А начиналась эта жизнь стремительно и уже на первом этапе — учении — оказалась непохожей на прочие. Все сверстницы, знавшие Цветаеву в гимназические годы, в один голос отмечают ее «странность» и нежелание вписываться в казенные рамки. В результате Марина сменила несколько московских гимназий, ни одной так и не закончив. Что жгло ее изнутри, что мешало пройти обычный гимназический курс? Не забудем, что отцом не доучившейся гимназистки был не кто иной, как профессор Иван Владимирович Цветаев, создатель музея изящных искусств в Москве. Кстати, не кончила гимназическаий курс и младшая его дочь— Ася. Кроме «биографического фактора» — начальное образование сестры Марина и Ася получили не систематическое и не в России, так как с 1902 года должны были кочевать с неизлечимо больной матерью по европейским лечебницам, — были на то и другие причины. Софья Липеровская, учившаяся с Мариной в гимназии фон Дервиз, пишет: «Цветаева оставалась в гимназии фон Дервиз недолго. Ее дерзости учителям и всем начальствующим лицам не могли не встретить сопротивления. Ее вызывали к директору, пытались уговорить, примирить, заставить подчиниться установленным порядкам. Но это было невозможно. Марина ни в чем не знала меры, всегда шла напролом, не считалась ни с какими обстоятельствами». Татьяна Астапова, одноклассница Марины по гимназии Брюхоненко: «Цветаева каким-то образом была вне гимназической сферы, вне обычного распорядка. Среди нас она была как экзотическая птица, случайно залетевшая в стайку пернатых северного леса… Она неизменно читала или что-то писала на уроках, явно безразличная к тому, что происходит в классе». По-видимому, кроме резкого независимого характера, не желавшего мириться ни с рутинным школьным распорядком, ни со скучными уроками, жил уже тогда в юной Цветаевой бес поэзии. А на стихи — на их обдумывание и сочинение— требуется время. Все знавшие Цветаеву впоследствии подчеркивают, что она была необыкновенно глубоким и эрудированным собеседником, прекрасно знала мировую литературу. Получается, что львиная доля ее эрудиции — плод самообразования.*
Вместо гимназического аттестата 18-летняя Марина Цветаева могла предъявить отцу свой первый сборник стихов — « Вечерний альбом» (1910 год).

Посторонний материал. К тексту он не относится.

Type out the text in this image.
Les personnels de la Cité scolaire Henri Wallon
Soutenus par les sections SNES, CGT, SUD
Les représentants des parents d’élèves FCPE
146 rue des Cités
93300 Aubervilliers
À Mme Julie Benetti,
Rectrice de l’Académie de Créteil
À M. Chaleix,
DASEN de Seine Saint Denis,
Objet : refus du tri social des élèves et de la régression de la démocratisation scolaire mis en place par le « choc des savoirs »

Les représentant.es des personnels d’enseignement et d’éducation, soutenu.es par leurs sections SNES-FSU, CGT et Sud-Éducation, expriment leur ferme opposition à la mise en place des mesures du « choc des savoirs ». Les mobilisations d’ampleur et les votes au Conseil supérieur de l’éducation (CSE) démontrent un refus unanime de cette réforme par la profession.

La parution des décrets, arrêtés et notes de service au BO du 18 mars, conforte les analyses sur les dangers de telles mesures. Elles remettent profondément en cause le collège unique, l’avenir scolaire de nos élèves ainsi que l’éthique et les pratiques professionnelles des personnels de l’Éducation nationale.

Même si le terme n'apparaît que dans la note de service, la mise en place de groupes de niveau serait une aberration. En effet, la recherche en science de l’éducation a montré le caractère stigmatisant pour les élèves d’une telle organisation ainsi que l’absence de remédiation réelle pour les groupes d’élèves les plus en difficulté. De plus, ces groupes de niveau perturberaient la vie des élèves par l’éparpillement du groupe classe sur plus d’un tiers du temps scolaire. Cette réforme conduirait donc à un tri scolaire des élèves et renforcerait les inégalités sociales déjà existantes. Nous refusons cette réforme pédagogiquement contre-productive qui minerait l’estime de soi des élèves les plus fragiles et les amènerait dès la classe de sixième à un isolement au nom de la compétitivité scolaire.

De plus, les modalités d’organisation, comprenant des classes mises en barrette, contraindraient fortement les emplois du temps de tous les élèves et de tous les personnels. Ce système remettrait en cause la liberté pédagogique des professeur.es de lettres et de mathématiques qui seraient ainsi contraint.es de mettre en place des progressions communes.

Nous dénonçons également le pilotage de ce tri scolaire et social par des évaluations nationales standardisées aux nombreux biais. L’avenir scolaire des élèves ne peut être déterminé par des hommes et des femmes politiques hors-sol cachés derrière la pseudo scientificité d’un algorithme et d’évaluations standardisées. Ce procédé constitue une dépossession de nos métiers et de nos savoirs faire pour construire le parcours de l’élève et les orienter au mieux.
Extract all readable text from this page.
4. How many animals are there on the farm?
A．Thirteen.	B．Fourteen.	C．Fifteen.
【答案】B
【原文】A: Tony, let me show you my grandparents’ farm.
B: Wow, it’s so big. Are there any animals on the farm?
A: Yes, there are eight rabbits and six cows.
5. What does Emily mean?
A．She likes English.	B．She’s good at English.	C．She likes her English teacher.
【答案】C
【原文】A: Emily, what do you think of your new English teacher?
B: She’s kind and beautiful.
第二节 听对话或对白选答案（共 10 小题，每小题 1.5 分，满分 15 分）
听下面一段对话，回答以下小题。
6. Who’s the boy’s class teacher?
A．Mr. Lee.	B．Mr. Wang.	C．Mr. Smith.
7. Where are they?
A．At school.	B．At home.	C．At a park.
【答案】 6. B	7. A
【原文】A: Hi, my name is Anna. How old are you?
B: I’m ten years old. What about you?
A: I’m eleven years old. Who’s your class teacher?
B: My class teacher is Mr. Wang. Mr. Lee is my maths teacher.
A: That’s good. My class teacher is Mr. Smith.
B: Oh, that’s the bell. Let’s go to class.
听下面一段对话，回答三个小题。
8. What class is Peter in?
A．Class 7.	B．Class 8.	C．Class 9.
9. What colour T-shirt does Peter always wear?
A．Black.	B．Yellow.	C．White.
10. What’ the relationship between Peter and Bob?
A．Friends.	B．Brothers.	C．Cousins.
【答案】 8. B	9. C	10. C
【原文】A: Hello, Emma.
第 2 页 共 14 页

Впрочем, весьма проблематично, что таковая замена была бы по вкусу строгому Ивану Владимировичу Цветаеву. В воспоминаниях А. Жернаковой-Николаевой читаем: «Иван Владимирович не понимал, почему ими (сестрами А. и М. Цветаевыми.— И.Ч.) владеют какие-то странные, чуждые ему настроения, почему они ведут самостоятельный, совсем неподходящий, по его мнению, для барышень образ жизни. Ездят одни (в тексте: «они» — И.Ч.) за границу, в последнюю минуту предупреждают его о своих замужествах с молодыми людьми, с его точки зрения неудовлетворительными. Ему казались дикими их знакомые. Цветаев был далек от богемы. И даже стихи Марины, которыми он мог бы по справедливости гордиться, были ему не только непонятными, но, может быть, даже и не совсем приятны…». Да, отец Марины был человеком старой закалки, служил, общался с государем, не разделял новейших увлечений молодежи. Что он мог поделать со своей рано повзрослевшей (и рано лишившейся матери!) вырвавшейся из-под его опеки, курящей, прогуливающей уроки, бунтующей, дерзкой, вечно то что-то читающей, то что-то пишущей Мариной? И замуж–то она вышла — прямо по Чернышевскому. Вспомним, как издевался Достоевский над сценой из «Что делать?», в которой Вера Павловна, садясь на извозчика, мимоходом роняет матери, что выходит замуж. Поступки «барышень» Цветаевых вызывали порой оторопь не только у добропорядочных обывателей. Писательница Р.М. Хин-Гольдовская в своих дневниках описывает «Обормотник» на Сивцевом Вражке в Москве, богемные обитатели которого во главе с Максом Волошиным, выбросили за борт все «условности», т.е. всякий порядок, всякую дисциплину: «…Сергей (Эфрон.— И.Ч.) в 16 лет женился на 17-летней поэтессе Марине Цветаевой (очень красивая особа, с решительными, дерзкими до нахальства манерами); сестра этой Марины 15-летняя гимназистка вышла замуж за 15-летнего же гимназиста… Этот супружеский «детский сад» обзавелся потомством — у Марины девочка, у Аси — не знаю кто».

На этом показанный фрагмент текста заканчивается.